Первого марта Насте позвонил из издательства редактор, спросил, сможет ли она после женского праздника, не с утра, а со второй половины дня, бывать в редакции?
— Смогу, а что — уже?
— Да, ваша рукопись в плане. Замечаний, как вы знаете, у меня немного, предполагаю уложиться с редактурой дня в четыре. Итак, жду вас!
Настя положила трубку в радостном смятении, еще не совсем веря тому, что услыхала. «Неужели повезло, наконец? — спрашивала она себя, как всегда в волнении принимаясь растирать виски пальцами. — И мой редактор не просто кто-нибудь, а один из первых редакторов Михаила Шолохова!»
— Настенька, тебе звонил кто-то важный? — сгорая от любопытства, проворковала Антонина, склоняясь над ней. — Поделись с нами.
— Да, Антонина Родионовна, дождалась, зовут в издательство работать над рукописью.
— Повтори, повтори! — раздался голос Ивлева из кабинета, и он с шумом появился на пороге.
Настя повторила.
— Ребята! — воскликнул он, — слыхали, что творится в нашем маленьком коллективе? Большие события назревают... Какие будут предложения?
Литсотрудники переглянулись. Яков стал медленно приподниматься со стула, вперев в Настю сияющие глаза.
— Качать автора! — рявкнул он, закатывая для чего-то рукава.
Не успела Настя ойкнуть, как мужчины схватили ее и, заголосив «ура», трижды подбросили вверх.
Антонина стояла поодаль, вздымая и опуская в такт руки.

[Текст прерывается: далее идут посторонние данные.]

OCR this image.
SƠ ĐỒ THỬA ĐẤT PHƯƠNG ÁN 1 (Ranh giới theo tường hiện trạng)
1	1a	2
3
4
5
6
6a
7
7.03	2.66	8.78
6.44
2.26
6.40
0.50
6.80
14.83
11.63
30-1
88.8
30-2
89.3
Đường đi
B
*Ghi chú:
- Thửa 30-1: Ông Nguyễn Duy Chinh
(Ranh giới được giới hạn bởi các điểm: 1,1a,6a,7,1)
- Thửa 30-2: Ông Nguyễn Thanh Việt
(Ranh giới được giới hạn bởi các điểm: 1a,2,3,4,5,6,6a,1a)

Приспуская Настю на пол, Яков любезно осведомился:
— Хватит автору или, может, добавить?
— Хватит, друзья, хватит!
— Ну, то-то! А теперь беги к своей половине и обрадуй его!
«Да, вот так-то... Еще утром не знала, не ведала, какое меня ожидает известие. И вдруг... — думала Настя, шагая по главному коридору в цех. — Оно, положим, не вдруг, раз рукопись уже была принята. Закончилась, значит, полоса моего невезения — здравствуй, удача! А ребята-то в редакции как довольны за меня, даже Ивлев!»
Когда Настя вернулась от мужа, в редакции было пусто. Выставленный на середину стул с приколотой на спинку запиской привлек ее внимание.
«По твою душу, Анастасия, звонил секретарь парткома, просил зайти», — сообщал Ивлев.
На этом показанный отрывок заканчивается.